Information Management Policy

This job analyzes the policies in effect, and creates the calculated field that stores the expiration date.

Expiration Policy

This job processes the policies (moving them to the recycle bin, for example), for any documents where the calculated field is less than the current date.

For example, consider the following:

  1. Policy is created and applied that is based on the Created date of a document.
  2. The Information Management Policy job is run. At this point, there is a new (hidden) calculated field added to the list that contains the date that the policy will take effect. (the expiration date).
  3. The Expiration Policy is run. At this point, any documents that have been expired based on their Created date will be have their expiration policies carried out
  4. The policy is modified to be based on the Modified date.
  5. The Expiration Policy is run. At this point, any documents that have been expired based on their Created date will be have their expiration policies carried out. Again, even though the policy is now for the Modified date, when the expiration policy is run, it will still be for the created date. This will continue until the Information Management Policy job is run and updates the calculated field that determines the expiration date.

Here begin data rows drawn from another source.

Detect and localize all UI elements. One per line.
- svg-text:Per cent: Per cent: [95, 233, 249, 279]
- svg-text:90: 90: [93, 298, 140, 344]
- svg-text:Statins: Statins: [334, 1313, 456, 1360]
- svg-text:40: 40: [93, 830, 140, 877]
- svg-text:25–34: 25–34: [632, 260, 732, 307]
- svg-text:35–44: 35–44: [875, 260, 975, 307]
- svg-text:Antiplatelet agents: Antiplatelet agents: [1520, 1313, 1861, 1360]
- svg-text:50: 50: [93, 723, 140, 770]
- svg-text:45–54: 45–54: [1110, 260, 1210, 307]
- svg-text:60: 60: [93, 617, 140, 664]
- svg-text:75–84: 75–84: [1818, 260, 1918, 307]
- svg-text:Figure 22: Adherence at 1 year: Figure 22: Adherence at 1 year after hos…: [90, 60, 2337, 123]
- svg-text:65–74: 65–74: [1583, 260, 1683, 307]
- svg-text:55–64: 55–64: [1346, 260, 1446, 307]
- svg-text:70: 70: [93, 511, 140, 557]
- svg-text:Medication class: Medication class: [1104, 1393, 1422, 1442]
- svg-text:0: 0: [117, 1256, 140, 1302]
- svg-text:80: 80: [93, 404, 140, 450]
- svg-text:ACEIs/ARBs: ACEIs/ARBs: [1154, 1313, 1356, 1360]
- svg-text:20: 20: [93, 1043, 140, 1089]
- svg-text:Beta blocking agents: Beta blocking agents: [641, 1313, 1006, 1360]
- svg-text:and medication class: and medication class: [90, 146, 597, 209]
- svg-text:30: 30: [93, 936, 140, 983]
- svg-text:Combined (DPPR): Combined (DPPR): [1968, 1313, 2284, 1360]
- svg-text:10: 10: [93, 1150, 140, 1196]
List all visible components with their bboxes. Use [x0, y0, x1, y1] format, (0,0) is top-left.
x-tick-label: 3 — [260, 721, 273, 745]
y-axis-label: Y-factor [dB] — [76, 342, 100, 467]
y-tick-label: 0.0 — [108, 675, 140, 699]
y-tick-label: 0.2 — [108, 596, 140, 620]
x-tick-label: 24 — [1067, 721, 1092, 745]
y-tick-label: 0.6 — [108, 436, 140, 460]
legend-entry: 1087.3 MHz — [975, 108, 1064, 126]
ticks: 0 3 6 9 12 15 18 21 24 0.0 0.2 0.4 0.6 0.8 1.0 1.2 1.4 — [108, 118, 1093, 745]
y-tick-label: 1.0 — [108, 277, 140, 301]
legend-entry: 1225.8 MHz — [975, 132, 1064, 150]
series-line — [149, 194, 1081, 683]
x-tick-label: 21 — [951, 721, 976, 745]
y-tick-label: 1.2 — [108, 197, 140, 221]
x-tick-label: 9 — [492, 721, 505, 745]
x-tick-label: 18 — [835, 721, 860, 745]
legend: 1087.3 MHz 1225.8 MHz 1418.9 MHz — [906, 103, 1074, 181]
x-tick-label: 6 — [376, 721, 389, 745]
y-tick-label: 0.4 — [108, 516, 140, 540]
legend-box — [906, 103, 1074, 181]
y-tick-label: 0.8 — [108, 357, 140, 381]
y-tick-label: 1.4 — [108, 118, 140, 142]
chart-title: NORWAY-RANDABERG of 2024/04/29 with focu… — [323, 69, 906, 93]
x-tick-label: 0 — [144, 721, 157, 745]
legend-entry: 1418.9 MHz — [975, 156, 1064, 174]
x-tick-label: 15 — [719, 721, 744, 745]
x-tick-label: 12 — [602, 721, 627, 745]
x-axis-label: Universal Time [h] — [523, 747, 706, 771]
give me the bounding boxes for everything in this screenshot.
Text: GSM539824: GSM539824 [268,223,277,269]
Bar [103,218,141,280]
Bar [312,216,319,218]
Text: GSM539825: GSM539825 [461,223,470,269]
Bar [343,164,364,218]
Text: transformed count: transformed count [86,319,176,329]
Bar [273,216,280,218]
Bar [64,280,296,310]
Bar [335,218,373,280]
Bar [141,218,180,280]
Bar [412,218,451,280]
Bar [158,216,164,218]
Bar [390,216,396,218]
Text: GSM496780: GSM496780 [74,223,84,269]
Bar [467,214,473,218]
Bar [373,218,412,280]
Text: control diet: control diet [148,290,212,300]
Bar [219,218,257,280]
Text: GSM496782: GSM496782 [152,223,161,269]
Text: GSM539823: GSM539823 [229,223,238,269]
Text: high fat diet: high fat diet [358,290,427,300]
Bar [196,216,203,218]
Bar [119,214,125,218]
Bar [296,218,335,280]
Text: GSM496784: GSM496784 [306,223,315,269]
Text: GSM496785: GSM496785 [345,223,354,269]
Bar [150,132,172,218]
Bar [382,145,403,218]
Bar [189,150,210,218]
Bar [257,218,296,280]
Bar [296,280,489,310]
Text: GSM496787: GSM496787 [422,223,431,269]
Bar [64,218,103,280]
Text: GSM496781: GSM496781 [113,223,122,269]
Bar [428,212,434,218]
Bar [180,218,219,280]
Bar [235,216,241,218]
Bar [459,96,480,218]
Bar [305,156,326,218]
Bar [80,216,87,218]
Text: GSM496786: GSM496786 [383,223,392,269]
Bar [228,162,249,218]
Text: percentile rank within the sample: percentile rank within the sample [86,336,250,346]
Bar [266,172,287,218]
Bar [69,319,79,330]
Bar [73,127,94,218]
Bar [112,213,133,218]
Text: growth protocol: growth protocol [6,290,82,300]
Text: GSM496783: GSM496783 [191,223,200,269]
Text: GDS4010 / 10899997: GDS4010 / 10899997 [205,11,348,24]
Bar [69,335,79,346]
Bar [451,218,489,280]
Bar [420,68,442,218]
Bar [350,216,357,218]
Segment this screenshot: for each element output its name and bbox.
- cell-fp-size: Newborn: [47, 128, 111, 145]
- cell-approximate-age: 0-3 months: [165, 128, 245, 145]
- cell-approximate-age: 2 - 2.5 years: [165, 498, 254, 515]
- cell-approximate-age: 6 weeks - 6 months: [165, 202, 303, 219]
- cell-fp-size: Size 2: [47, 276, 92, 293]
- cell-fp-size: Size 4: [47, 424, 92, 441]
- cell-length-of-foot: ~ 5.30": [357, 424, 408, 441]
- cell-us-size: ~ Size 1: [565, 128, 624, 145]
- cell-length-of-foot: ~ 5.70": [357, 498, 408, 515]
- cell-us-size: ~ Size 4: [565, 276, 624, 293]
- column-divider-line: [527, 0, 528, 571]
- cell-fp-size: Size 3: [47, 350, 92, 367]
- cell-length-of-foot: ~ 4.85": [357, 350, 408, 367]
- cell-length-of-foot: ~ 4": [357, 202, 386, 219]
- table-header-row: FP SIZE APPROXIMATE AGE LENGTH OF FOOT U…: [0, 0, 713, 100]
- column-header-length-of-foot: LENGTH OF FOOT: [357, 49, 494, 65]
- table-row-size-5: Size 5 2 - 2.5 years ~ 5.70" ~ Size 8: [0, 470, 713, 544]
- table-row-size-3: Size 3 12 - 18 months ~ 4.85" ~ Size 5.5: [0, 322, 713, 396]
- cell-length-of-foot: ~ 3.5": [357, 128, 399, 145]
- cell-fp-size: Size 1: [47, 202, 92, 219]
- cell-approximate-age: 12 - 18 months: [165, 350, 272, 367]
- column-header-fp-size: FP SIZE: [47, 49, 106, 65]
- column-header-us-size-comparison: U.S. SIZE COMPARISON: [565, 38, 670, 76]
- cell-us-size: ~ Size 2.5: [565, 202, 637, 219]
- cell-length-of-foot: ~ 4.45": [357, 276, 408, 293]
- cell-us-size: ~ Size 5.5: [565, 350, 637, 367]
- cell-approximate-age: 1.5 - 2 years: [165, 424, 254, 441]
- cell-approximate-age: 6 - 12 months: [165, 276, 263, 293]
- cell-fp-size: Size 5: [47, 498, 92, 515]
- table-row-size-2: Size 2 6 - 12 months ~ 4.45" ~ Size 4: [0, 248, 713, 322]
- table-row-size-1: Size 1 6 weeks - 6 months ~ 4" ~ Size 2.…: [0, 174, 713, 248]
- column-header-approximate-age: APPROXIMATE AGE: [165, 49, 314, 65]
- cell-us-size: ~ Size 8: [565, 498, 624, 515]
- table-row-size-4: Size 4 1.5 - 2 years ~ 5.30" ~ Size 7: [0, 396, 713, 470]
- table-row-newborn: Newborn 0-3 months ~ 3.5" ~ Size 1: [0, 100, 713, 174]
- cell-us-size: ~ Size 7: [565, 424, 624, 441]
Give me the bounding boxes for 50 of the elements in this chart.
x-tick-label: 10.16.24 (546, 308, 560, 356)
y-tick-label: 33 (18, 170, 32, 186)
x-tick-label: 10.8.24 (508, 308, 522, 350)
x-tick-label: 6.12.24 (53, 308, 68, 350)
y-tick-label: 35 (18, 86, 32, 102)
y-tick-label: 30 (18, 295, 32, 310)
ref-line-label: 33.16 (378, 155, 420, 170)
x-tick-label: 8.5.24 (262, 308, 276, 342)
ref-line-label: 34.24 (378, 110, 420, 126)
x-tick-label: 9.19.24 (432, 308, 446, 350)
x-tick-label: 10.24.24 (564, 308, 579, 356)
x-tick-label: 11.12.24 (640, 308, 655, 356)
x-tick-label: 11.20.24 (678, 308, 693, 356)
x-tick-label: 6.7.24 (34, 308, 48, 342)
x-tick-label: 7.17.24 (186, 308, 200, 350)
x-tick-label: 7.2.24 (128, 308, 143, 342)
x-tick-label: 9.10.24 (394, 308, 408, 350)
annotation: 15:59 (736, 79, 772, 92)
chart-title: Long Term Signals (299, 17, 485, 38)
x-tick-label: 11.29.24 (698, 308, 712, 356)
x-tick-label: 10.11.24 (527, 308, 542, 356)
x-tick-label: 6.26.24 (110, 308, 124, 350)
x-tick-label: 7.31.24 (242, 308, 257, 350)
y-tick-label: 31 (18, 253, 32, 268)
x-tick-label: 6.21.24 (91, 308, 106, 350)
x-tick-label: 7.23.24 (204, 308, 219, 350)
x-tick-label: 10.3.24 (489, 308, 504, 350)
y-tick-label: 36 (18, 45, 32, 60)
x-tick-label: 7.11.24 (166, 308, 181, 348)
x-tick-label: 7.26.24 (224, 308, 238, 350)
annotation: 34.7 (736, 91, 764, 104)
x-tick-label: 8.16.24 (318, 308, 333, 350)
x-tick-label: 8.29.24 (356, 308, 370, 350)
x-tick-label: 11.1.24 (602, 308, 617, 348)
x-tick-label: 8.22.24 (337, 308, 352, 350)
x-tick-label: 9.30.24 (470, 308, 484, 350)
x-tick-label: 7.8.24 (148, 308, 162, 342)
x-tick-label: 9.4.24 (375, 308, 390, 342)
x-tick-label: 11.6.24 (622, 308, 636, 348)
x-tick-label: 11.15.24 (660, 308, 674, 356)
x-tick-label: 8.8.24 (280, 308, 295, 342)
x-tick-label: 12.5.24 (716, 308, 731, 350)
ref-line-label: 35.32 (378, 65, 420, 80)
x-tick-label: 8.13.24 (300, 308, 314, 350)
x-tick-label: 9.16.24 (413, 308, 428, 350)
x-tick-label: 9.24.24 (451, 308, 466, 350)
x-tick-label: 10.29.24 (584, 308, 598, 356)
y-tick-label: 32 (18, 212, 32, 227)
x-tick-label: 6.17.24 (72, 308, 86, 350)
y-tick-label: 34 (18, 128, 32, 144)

Testing Retention Policies

A common method to test retention policies is just to decrease times to a day instead of a year. I know that’s a not a full test, but it’s useful for folks to learn how the system works and what happens when documents expire, and to allow them to go through the full life-cycle of the system. Just remember to set the timer jobs to run each night instead of once a week.

Or, to test existing retention policies, you can use powershell to set the created/modified dates for a document:

$web = get-spweb("")
$file=$web.getfile("shared documents/somedoc.doc")
$item = $file.item
$item["Created"] = "2005-01-01 10:00:00"
$item["Modified"] = "2005-01-02 11:00:00"

Good luck.


7 thoughts on “SharePoint Retention Policies

  1. Pingback: Information mangement policy settings | SharePoint Q&A

  2. Nazmi

    does retention period only work sequential or can it skip to the next stage when there is no data found in the middle of the stage?

  3. Doug P

    Do these apply to on-prem environments, cloud, or both? I know you’re at the mercy of Microsoft for when the timer jobs run if you’re cloud-based so testing is very difficult.

    1. Mike G Post author

      This post should mostly apply to both. But as you mentioned, we have no control over the timer job frequency in SharePoint Online. They say they’re run weekly, but that’s all we know.